Dalam pertemuan tersebut, Alvin diterima oleh Direktur Jenderal Perdagangan Dalam Negeri, Iqbal Shoffan Showan, beserta Direktur Sarana Perdagangan, Sri Suy Atmanto, dan Direktur Perdagangan Dalam Negeri Kemendag. Bupati juga didampingi oleh Kepala Dinas Perdagangan Buton, Slekda La Ode Syamsudin, Kepala Badan Otorita Pasar Khusus Arsyadudin, serta Tenaga Ahli Bupati Buton Bidang Organisasi dan Kelembagaan Rahmat Hasan, yang turut mendukung usulan revitalisasi.
“Kami menyerahkan secara langsung dokumen usulan revitalisasi Pasar Kaloko sebagai bentuk representasi atas aspirasi ribuan pedagang yang kehilangan sumber mata pencaharian akibat kebakaran.
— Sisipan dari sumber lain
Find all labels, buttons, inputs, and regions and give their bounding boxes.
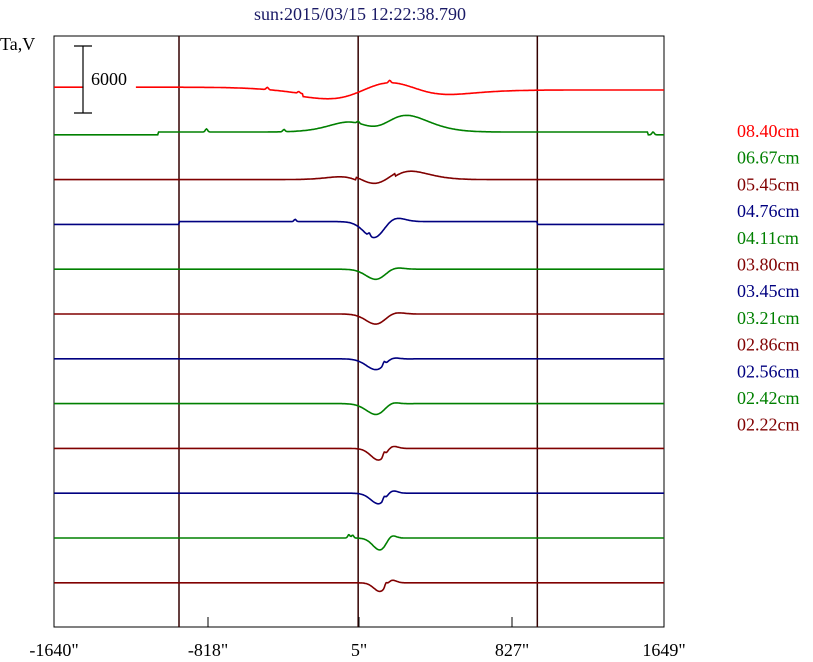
legend-entry-06.67cm: 06.67cm [737,148,800,168]
x-tick-label-0: -1640" [29,640,78,660]
trace-04.76cm [54,217,664,239]
trace-06.67cm [54,114,664,136]
legend-entry-05.45cm: 05.45cm [737,174,800,194]
legend-entry-02.56cm: 02.56cm [737,361,800,381]
trace-02.22cm [54,579,664,593]
legend-entry-03.21cm: 03.21cm [737,308,800,328]
trace-02.42cm [54,533,664,551]
x-tick-label-3: 827" [495,640,529,660]
legend-entry-02.42cm: 02.42cm [737,388,800,408]
traces [54,79,664,593]
legend-entry-03.80cm: 03.80cm [737,255,800,275]
legend-entry-02.86cm: 02.86cm [737,335,800,355]
x-tick-label-2: 5" [351,640,367,660]
vertical-lines [178,36,539,627]
scale-bar: 6000 [74,45,127,114]
trace-03.21cm [54,402,664,416]
trace-02.56cm [54,490,664,505]
trace-03.45cm [54,357,664,371]
y-axis-label: Ta,V [0,34,35,54]
scale-bar-label: 6000 [91,69,127,89]
trace-03.80cm [54,312,664,325]
x-axis-ticks: -1640" -818" 5" 827" 1649" [29,617,686,660]
legend-entry-04.11cm: 04.11cm [737,228,799,248]
legend-entry-04.76cm: 04.76cm [737,201,800,221]
trace-04.11cm [54,267,664,281]
trace-08.40cm [54,79,664,100]
x-tick-label-1: -818" [188,640,228,660]
legend: 08.40cm 06.67cm 05.45cm 04.76cm 04.11cm 03.80… [737,121,800,435]
legend-entry-02.22cm: 02.22cm [737,415,800,435]
trace-02.86cm [54,445,664,461]
chart-title: sun:2015/03/15 12:22:38.790 [254,4,466,24]
trace-05.45cm [54,170,664,185]
legend-entry-03.45cm: 03.45cm [737,281,800,301]
legend-entry-08.40cm: 08.40cm [737,121,800,141]
x-tick-label-4: 1649" [642,640,685,660]
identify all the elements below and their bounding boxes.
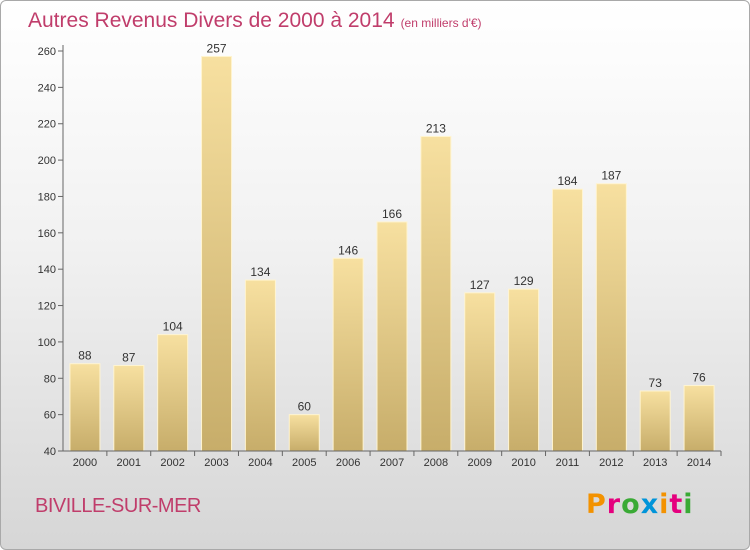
chart-title: Autres Revenus Divers de 2000 à 2014 (en … [28, 9, 482, 33]
data-label-2004: 134 [250, 265, 270, 279]
data-label-2001: 87 [122, 351, 136, 365]
data-label-2010: 129 [514, 274, 534, 288]
x-tick-label-2008: 2008 [424, 457, 448, 469]
y-tick-label: 60 [44, 410, 56, 422]
data-label-2013: 73 [649, 376, 663, 390]
bar-2002 [157, 334, 189, 452]
x-tick-label-2004: 2004 [248, 457, 272, 469]
x-tick-label-2007: 2007 [380, 457, 404, 469]
data-label-2003: 257 [207, 41, 227, 55]
x-tick-label-2000: 2000 [73, 457, 97, 469]
x-tick-label-2013: 2013 [643, 457, 667, 469]
logo-letter: P [586, 489, 607, 520]
bar-2001 [113, 365, 145, 452]
chart-title-text: Autres Revenus Divers de 2000 à 2014 [28, 9, 395, 32]
data-label-2000: 88 [78, 349, 92, 363]
y-tick-label: 200 [38, 155, 56, 167]
data-label-2011: 184 [557, 174, 577, 188]
bar-2006 [332, 257, 364, 452]
logo-letter: t [669, 489, 684, 520]
data-label-2006: 146 [338, 243, 358, 257]
data-label-2012: 187 [601, 169, 621, 183]
bar-2000 [69, 363, 101, 452]
bar-2012 [595, 183, 627, 452]
bar-2008 [420, 135, 452, 452]
y-tick-label: 100 [38, 337, 56, 349]
bar-2011 [551, 188, 583, 452]
x-tick-label-2014: 2014 [687, 457, 711, 469]
logo-letter: r [606, 489, 622, 520]
logo-letter: i [683, 489, 694, 520]
bar-2013 [639, 390, 671, 452]
logo-letter: o [621, 489, 641, 520]
x-axis: 2000 2001 2002 2003 2004 2005 2006 2007 2008 2009… [63, 450, 722, 469]
chart-subtitle: (en milliers d'€) [400, 16, 482, 30]
logo-letter: i [659, 489, 670, 520]
data-label-2002: 104 [163, 320, 183, 334]
bar-2014 [683, 385, 715, 452]
x-tick-label-2006: 2006 [336, 457, 360, 469]
x-tick-label-2009: 2009 [467, 457, 491, 469]
y-tick-label: 160 [38, 228, 56, 240]
data-label-2014: 76 [692, 371, 706, 385]
x-tick-label-2005: 2005 [292, 457, 316, 469]
x-tick-label-2010: 2010 [511, 457, 535, 469]
x-tick-label-2011: 2011 [556, 457, 580, 469]
data-label-2007: 166 [382, 207, 402, 221]
y-tick-label: 180 [38, 191, 56, 203]
bar-2009 [464, 292, 496, 452]
y-tick-label: 40 [44, 446, 56, 458]
y-tick-label: 220 [38, 119, 56, 131]
y-tick-label: 260 [38, 46, 56, 58]
bar-2003 [201, 55, 233, 452]
x-tick-label-2012: 2012 [599, 457, 623, 469]
proxiti-logo: Proxiti [586, 489, 694, 520]
x-tick-label-2002: 2002 [160, 457, 184, 469]
bars-group: 88 87 104 257 134 60 146 166 213 127 129 184 187 73 76 [69, 41, 715, 452]
bar-2007 [376, 221, 408, 452]
x-tick-label-2003: 2003 [204, 457, 228, 469]
y-tick-label: 120 [38, 301, 56, 313]
y-tick-label: 240 [38, 82, 56, 94]
commune-name: BIVILLE-SUR-MER [35, 495, 201, 517]
bar-2010 [508, 288, 540, 452]
data-label-2008: 213 [426, 121, 446, 135]
y-tick-label: 140 [38, 264, 56, 276]
y-axis: 40 60 80 100 120 140 160 180 200 220 240 260 [38, 45, 64, 458]
bar-2005 [288, 414, 320, 452]
x-tick-label-2001: 2001 [117, 457, 141, 469]
logo-letter: x [640, 489, 660, 520]
y-tick-label: 80 [44, 373, 56, 385]
data-label-2009: 127 [470, 278, 490, 292]
bar-2004 [244, 279, 276, 452]
data-label-2005: 60 [298, 400, 312, 414]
Pasar Kaloko merupakan pasar permanen dengan status C yang menjadi salah satu ikon perdagangan di Kabupaten Buton, sehingga perlu diperbaiki dan direvitalisasi secara menyeluruh untuk menghindari risiko kebakaran kembali dan meningkatkan kualitas layanan,” jelas Alvin dalam keterangannya.
Dirjen Perdagangan Dalam Negeri, Iqbal Shoffan Showan, menyampaikan dukungan positif terhadap usulan yang diajukan. Menurutnya, pihak Kemendag akan mengevaluasi kelengkapan usulan dan berupaya untuk menyediakan dukungan yang optimal.
“Kami memahami urgensi pembangunan ulang Pasar Kaloko. Usulan ini akan kami proses secepat mungkin dan berkoordinasi dengan Kementerian Pekerjaan Umum dan Perumahan Rakyat (Kemensetneg) serta terkait lainnya untuk mencari solusi terbaik. Target utama kami adalah memastikan pembangunan dapat dilakukan dengan optimal, baik tahun ini maupun jika perlu diprioritaskan pada tahun depan,” ungkap Iqbal.
Setelah pertemuan, Bupati Alvin diperintahkan untuk melengkapi beberapa administrasi penting, antara lain audit forensik kebakaran untuk mengetahui penyebab pasti insiden, serta dokumen teknis dan kebijakan terkait pengelolaan pasar yang akan menjadi dasar perencanaan revitalisasi.
“Kami akan segera menyelesaikan seluruh kelengkapan berkas yang diminta. Pasar Kaloko bukan hanya tempat berdagang, tetapi juga pusat ekonomi lokal yang menjadi tulang punggung kehidupan masyarakat Buton. Oleh karena itu, revitalisasi ini diharapkan tidak hanya memperbaiki struktur fisik, tetapi juga meningkatkan daya saing dan keamanan bagi seluruh pemangku kepentingan,” tambah Alvin.
Sampai saat ini, lapak sementara yang telah dibangun beroperasi dengan baik dan mampu menampung sebagian besar pedagang terdampak. Pemerintah Kabupaten Buton juga terus melakukan pemantauan dan memberikan bantuan sosial serta ekonomi untuk memastikan kesejahteraan pedagang selama masa transisi menuju pembangunan pasar baru.